Chemical inhibitors suggest endophytic fungal paclitaxel is derived from both mevalonate and non-mevalonate-like pathways.

Taxus trees possess fungal endophytes reported to produce paclitaxel. Inhibitors that block early steps in plant paclitaxel biosynthesis were applied to a paclitaxel-producing fungus to determine whether these steps are shared. The plant paclitaxel backbone is reportedly derived from the non-mevalonate terpenoid pathway, while the side chain is phenylalanine-derived. Evidence that the shikimate pathway contributes to fungal paclitaxel was shown by decreased paclitaxel accumulation following inhibition of phenylalanine ammonia lyase. Expression of another shikimate pathway enzyme, 3-dehydroquinate synthase, coincided with paclitaxel production. The importance of the mevalonate pathway in fungal paclitaxel biosynthesis was shown by inhibition of fungal paclitaxel accumulation using compactin, a specific inhibitor of 3-hydroxy-3-methyl-glutaryl-CoA reductase. Expression of another mevalonate pathway enzyme, 3-hydroxy-3-methyl-glutaryl-CoA synthase, coincided with fungal paclitaxel accumulation.
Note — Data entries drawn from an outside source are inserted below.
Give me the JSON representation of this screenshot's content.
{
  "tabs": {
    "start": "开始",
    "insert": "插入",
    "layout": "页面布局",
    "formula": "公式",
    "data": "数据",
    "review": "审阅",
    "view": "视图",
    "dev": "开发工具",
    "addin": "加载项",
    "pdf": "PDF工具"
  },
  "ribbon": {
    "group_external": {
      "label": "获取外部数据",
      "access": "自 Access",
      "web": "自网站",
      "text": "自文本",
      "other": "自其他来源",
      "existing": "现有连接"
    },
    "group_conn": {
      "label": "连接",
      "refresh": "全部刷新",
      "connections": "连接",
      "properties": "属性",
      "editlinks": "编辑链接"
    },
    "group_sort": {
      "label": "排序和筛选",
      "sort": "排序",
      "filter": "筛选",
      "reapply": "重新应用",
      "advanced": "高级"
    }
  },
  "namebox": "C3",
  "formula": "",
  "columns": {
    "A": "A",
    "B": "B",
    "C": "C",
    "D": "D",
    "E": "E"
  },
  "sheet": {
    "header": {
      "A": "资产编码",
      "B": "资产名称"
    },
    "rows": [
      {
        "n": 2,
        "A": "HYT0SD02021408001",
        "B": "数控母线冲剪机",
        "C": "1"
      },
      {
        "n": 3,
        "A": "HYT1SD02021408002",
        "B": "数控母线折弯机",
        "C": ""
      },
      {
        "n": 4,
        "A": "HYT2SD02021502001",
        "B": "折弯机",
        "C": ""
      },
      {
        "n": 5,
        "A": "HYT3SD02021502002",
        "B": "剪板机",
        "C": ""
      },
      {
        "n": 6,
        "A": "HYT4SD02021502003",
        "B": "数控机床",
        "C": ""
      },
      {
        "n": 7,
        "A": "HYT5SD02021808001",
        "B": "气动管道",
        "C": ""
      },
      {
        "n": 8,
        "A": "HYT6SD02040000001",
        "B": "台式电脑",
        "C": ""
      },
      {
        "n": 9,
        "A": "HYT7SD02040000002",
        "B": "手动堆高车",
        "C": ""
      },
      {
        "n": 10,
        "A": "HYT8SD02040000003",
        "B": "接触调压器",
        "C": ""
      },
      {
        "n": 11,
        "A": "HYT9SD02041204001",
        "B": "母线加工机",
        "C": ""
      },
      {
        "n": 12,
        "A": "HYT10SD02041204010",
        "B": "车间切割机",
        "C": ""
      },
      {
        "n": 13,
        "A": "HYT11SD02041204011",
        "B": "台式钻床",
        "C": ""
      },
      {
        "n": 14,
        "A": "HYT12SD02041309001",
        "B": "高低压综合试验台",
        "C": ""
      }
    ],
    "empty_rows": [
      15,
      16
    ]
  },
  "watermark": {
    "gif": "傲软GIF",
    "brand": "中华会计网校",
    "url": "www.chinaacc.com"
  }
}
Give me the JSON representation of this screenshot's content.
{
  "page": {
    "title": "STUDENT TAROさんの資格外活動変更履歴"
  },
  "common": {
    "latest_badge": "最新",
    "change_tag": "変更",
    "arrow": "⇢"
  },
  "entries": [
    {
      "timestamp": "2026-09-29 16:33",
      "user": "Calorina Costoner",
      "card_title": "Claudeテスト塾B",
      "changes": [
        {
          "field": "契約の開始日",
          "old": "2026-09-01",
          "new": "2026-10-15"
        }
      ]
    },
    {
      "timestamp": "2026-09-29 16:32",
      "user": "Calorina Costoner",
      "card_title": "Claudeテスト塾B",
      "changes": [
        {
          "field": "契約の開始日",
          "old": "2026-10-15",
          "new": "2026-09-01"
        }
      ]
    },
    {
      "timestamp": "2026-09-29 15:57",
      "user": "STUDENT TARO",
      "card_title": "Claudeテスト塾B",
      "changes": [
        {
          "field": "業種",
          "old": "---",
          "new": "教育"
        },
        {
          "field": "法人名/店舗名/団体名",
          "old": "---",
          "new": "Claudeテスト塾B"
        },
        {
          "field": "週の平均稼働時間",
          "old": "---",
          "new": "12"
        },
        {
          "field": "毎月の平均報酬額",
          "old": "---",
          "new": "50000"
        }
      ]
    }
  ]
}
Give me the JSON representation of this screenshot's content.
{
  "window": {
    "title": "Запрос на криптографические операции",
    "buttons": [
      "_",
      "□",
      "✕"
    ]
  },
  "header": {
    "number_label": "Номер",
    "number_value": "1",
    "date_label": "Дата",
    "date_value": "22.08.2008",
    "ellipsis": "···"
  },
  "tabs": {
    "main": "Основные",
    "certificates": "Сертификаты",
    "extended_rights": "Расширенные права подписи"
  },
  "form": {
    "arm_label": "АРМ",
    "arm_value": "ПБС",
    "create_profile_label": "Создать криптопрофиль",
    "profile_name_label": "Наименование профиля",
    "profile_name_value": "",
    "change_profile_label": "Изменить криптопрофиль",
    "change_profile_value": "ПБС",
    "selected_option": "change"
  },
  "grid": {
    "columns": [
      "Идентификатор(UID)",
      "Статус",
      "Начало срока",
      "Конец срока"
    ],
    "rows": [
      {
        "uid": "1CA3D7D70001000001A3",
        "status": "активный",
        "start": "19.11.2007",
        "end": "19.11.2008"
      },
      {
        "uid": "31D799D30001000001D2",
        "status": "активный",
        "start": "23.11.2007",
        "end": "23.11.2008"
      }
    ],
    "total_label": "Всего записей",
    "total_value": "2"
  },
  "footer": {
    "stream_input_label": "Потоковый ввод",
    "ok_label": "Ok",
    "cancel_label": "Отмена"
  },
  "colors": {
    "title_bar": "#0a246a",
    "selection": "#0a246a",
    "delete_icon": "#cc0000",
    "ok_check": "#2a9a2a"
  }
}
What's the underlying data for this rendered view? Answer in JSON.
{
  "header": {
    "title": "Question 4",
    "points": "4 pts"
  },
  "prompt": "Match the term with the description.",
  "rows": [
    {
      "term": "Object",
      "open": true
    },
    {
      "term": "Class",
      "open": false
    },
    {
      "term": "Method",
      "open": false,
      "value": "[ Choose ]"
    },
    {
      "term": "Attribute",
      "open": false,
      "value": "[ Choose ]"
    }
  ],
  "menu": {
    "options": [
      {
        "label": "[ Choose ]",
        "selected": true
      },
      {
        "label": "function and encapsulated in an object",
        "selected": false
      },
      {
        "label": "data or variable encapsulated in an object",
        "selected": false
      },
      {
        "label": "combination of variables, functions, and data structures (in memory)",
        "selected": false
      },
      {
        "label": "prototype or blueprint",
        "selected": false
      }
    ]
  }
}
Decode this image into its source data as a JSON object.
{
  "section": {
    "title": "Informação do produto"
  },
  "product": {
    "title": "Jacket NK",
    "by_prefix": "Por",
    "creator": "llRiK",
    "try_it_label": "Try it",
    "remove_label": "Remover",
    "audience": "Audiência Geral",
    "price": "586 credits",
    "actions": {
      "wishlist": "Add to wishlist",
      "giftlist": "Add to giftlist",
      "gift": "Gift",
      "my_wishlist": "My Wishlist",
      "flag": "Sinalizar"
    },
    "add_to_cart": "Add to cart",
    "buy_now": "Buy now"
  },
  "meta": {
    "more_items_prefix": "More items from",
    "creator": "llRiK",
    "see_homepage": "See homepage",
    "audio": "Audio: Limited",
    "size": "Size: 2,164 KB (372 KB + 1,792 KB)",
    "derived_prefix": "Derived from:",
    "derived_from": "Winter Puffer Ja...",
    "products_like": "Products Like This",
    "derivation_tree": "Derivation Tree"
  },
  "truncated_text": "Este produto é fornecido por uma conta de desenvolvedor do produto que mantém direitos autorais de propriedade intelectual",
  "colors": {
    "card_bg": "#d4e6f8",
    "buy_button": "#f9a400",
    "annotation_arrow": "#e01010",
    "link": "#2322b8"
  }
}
Unexpectedly, results from using fosmidomycin suggested that fungal paclitaxel requires 1-deoxy-D-xylulose-5-phosphate reductoisomerase (DXR), an enzyme in the 2-C-methyl-D-erythritol-4-phosphate (MEP) pathway normally found in bacteria/plants. Additional lines of evidence support this finding; first, a plant DXR antibody recognized a fungal peptide of the correct size; second, expression of an apparent fungal DXR ortholog correlated to changes in paclitaxel production; finally, BLAST searching identified a gene putatively encoding 1-deoxy-D-xylulose-5-phosphate synthase, the first enzyme in the MEP pathway in Aspergillus.